Lastly, the Ancient & Accepted Scottish Rite has a number of degrees such as the 15° or Knight of the East, 17° or Knight of the East and West, 18° or Knight Rose Croix, 21° or Noachite, or Prussian Knight, 25° or Knight of the Brazen Serpent, 27° or Knight Commander of the Temple, 28° or Knight of the Sun, 29° or Knight of St. Andrew, and 30° or Knight Kadosh, or Knight of the White and Black Eagle. While these degrees surround knighthood only a few claim derivation from the Knights Templar.
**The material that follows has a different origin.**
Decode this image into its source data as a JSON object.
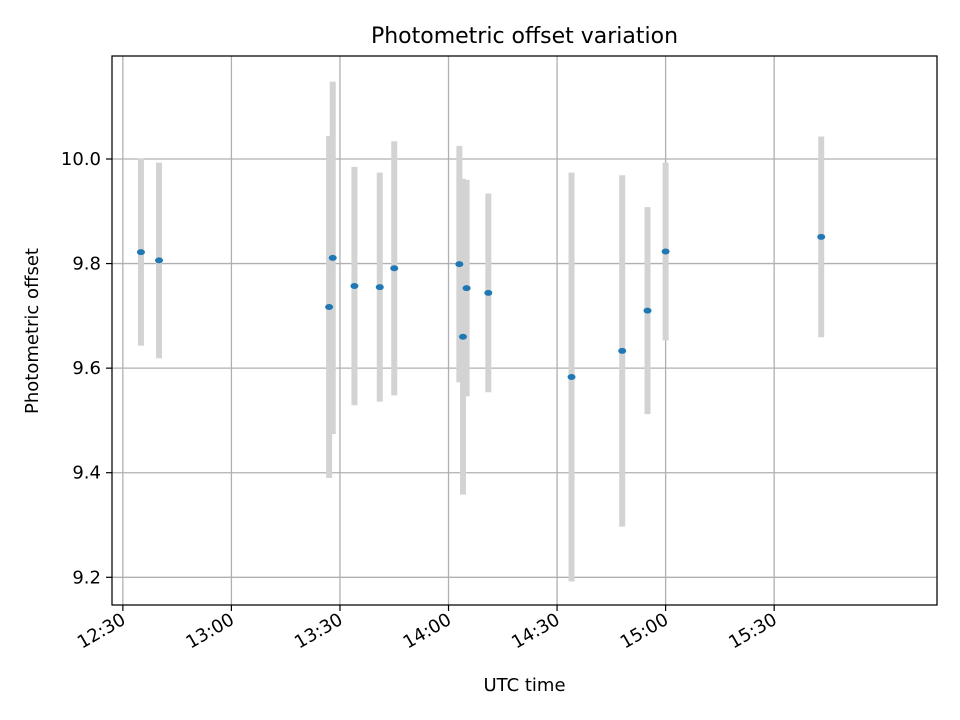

Can I say that we are the descendants of warrior-monks? I cannot. There are so many theories that it is very hard to tell the difference between reality and romanticism. Many accept these theories on pure faith, but despite their protestations, there is no definitive proof that Freemasonry stemmed from or is connected to the medieval Knights Templar. This is something even stated by the Grand Encampment, the governing body of the Masonic Knights Templar in America and several jurisdictions throughout the world. What I will say is that the myth and legend of this knighthood were so immense that it has transcended time and captured the imaginations of the noble-of-heart and with puffed-up pedigrees.